Spectrum-thinking is popping up in unusual places.  A 2017 paper in biology talked about the “altricial-precocial spectrum” of social behaviors among newborn animals, that is, to what extent are they dependent and to what extent independent of parents as their life unfolds. Other fields, no doubt, are affected by this new way of thinking.

                              How this “Theoretical Stuff” Affects How We Talk About Things

But what is most impressive to me is that the concept of “spectrum” thinking is informing the way I present material when I teach or speak with people.  Instead of asking people for “the answer,” as if phenomena I was considering was “black or white,” I will ask them “spectrum-like questions.” That is, I often ask people to “plot themselves along a spectrum” of various things (e.g., how patient they are with other people; how prone to worry they might be). Or, I may say, “From one to ten, with one being low, how intense is your attraction to X?  How great is your pain?”  We realize that the best way often to describe the way we relate to the world is in degrees of intensity, in numbers from one to ten, in a spectrum rather than in an “either-or” fashion. 

It would both be unwise and wrong for me to suggest that “black and white” thinking or “clear answers” aren’t important in life.  After all, I was a math-oriented person and a math major well before fields of religion, history, philosophy, psychology and literature ever entered my ken. I am not very open at this point to making 2 + 2 anything other than 4. But what this new mode of thinking is forcing us to consider is that more fields and aspects of human living may be better handled in our day by “spectrum” than by “black and white” thinking.

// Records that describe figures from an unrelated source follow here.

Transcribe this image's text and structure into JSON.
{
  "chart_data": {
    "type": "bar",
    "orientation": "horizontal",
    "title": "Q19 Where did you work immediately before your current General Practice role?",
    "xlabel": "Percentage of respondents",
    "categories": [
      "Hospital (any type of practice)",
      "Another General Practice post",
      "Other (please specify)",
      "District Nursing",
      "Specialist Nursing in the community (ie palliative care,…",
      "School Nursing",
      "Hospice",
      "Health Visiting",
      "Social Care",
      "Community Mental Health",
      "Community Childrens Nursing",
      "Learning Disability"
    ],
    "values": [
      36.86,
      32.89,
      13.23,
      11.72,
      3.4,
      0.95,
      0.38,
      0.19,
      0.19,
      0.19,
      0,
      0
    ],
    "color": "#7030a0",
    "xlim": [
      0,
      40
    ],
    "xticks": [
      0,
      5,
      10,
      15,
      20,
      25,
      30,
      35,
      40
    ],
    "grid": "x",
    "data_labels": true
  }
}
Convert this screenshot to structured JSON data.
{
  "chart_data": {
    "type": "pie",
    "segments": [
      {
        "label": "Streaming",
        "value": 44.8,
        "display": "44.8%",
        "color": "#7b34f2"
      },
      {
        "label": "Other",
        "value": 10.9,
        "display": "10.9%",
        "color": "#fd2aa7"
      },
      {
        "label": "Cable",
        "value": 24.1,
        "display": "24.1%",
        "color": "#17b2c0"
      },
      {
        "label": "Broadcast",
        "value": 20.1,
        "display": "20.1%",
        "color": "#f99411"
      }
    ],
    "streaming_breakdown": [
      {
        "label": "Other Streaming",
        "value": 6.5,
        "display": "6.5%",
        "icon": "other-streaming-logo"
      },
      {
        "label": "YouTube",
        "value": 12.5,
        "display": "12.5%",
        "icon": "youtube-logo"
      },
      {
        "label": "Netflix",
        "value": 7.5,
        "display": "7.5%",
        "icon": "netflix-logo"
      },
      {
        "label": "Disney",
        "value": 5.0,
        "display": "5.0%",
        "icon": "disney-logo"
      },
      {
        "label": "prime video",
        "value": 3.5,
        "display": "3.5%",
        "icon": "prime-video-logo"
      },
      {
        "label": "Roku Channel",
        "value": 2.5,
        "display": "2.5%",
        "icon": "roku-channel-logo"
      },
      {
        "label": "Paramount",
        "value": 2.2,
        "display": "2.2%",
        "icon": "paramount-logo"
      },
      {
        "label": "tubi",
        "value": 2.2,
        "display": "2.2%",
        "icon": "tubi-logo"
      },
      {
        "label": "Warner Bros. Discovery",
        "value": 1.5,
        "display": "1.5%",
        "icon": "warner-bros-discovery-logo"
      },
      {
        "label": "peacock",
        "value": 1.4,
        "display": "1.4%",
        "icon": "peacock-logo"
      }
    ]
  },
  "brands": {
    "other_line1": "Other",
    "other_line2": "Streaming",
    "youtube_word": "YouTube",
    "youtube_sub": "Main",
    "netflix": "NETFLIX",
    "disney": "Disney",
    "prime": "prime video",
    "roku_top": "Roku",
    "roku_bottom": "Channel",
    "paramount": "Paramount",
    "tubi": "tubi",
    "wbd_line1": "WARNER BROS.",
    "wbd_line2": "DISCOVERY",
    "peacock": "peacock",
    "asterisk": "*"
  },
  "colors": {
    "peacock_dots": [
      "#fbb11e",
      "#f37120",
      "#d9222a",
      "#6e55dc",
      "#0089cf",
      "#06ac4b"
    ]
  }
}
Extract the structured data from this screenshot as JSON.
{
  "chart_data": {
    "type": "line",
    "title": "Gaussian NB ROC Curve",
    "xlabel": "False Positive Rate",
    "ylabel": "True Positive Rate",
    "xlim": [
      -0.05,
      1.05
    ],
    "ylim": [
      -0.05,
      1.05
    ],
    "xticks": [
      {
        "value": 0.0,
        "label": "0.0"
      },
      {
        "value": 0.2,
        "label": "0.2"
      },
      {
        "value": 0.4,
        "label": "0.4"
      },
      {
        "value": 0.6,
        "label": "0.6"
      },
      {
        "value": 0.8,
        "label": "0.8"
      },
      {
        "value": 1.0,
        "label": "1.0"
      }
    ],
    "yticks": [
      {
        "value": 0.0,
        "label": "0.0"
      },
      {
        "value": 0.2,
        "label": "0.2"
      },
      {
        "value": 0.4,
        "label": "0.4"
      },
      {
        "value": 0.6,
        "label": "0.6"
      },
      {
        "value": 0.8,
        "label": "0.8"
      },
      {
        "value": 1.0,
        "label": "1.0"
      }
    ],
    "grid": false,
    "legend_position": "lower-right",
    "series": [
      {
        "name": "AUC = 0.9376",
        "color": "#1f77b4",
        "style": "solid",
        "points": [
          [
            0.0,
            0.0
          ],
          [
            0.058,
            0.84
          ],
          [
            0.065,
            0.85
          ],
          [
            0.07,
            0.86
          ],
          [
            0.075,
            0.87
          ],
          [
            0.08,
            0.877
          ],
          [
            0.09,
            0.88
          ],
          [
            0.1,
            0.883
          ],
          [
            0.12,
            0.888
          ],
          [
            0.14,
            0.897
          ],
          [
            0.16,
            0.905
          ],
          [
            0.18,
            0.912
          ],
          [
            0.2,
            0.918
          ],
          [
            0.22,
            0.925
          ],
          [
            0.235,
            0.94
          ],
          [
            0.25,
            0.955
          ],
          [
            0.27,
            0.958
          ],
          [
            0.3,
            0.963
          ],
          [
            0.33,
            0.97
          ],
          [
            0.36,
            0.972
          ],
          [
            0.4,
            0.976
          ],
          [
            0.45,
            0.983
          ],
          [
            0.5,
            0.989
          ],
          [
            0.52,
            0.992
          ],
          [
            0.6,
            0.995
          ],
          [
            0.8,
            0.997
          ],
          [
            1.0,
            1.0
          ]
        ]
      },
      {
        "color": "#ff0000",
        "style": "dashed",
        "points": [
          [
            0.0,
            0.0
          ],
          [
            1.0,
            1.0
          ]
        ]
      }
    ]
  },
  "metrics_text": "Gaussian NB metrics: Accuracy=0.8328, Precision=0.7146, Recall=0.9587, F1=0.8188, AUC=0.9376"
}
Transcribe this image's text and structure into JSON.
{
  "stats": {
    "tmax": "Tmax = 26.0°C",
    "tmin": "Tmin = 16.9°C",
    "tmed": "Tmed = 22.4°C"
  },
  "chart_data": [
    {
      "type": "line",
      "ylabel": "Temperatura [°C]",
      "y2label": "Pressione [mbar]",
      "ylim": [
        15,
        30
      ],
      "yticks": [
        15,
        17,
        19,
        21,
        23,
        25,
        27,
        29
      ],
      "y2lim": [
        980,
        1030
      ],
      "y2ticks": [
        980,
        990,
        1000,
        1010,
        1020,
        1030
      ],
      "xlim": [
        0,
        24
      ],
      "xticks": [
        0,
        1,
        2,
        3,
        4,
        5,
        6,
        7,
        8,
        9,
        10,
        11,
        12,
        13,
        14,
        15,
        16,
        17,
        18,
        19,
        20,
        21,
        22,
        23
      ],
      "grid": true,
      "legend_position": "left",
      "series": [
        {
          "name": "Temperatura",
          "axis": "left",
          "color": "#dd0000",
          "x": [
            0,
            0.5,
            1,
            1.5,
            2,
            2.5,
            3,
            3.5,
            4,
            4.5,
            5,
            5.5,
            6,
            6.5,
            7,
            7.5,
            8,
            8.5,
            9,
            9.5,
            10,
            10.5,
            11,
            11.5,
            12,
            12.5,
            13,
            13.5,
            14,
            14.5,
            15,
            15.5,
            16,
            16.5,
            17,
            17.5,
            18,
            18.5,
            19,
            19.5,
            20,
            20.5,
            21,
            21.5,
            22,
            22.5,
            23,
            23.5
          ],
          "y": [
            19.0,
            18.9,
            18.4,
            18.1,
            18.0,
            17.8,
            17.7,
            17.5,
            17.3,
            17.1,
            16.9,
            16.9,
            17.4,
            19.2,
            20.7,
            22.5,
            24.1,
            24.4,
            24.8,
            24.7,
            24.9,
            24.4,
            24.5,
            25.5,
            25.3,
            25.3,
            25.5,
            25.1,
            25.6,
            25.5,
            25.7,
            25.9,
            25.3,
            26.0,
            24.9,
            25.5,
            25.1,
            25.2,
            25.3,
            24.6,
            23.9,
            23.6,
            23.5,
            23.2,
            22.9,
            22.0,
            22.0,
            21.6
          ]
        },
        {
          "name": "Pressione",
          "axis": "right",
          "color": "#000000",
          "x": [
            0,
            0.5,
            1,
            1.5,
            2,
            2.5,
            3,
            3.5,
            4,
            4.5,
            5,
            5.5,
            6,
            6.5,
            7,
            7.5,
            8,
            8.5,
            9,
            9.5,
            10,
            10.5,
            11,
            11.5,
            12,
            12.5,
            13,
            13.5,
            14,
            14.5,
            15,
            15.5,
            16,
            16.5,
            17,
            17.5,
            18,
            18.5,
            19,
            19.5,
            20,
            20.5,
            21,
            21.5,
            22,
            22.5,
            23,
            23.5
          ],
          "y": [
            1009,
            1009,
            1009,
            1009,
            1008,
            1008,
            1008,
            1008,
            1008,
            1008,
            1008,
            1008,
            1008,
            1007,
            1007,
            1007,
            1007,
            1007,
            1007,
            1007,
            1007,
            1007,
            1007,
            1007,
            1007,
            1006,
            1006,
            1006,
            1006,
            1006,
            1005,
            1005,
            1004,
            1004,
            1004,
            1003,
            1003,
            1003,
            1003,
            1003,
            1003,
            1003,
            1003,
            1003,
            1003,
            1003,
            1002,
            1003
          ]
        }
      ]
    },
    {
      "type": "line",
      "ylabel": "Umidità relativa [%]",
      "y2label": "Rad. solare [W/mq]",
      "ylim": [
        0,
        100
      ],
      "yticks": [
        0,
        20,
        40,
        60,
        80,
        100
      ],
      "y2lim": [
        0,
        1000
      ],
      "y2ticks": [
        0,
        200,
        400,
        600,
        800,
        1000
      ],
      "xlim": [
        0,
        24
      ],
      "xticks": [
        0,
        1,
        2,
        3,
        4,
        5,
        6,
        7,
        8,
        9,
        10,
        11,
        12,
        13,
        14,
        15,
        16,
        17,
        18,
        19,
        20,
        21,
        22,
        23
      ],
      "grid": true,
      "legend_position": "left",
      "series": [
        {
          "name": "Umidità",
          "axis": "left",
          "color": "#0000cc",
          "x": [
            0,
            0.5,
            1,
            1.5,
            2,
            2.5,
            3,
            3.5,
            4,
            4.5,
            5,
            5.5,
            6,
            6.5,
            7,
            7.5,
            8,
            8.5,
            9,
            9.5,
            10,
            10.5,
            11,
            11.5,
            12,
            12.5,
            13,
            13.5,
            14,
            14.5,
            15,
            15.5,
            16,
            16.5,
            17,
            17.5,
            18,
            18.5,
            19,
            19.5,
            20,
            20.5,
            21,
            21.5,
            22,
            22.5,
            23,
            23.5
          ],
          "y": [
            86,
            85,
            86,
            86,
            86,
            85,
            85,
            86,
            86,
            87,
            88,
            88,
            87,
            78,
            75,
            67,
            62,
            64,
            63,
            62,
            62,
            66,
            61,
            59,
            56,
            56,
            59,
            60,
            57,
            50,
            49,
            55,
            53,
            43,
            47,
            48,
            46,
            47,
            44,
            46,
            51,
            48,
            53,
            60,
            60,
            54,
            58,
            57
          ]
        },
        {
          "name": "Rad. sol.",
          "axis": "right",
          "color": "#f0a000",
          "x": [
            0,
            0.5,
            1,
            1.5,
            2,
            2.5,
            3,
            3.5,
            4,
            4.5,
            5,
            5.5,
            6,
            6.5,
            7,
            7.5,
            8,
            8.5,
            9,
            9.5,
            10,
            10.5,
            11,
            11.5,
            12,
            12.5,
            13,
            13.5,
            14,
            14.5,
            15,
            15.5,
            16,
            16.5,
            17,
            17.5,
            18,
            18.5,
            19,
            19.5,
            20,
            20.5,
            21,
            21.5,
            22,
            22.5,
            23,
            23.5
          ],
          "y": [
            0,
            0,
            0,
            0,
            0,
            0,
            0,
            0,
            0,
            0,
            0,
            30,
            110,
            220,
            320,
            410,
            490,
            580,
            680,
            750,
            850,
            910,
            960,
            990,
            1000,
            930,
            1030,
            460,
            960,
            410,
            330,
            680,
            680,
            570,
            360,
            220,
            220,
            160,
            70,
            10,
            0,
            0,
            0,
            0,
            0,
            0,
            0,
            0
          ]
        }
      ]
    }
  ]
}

                                                                                                            Conclusions

One may grant that there is an autism spectrum or an “altricial-precocial spectrum.  One might even grant that the concept of a gender spectrum makes sense.  After all, I often say to a man, “You are manifesting a traditionally feminine characteristic in responding this way.  Are you offended by my saying so?” Most answer, “No.” Or, to a woman, “Your approach to life is 20% guy.” But to me the big question is to what extent religious faith is best explained using a “spectrum” philosophy?  If so, then, one might have to leave judgments about truth and falsehood aside and simply plot one’s belief and action tendencies on spectrums. Wouldn't that be interesting?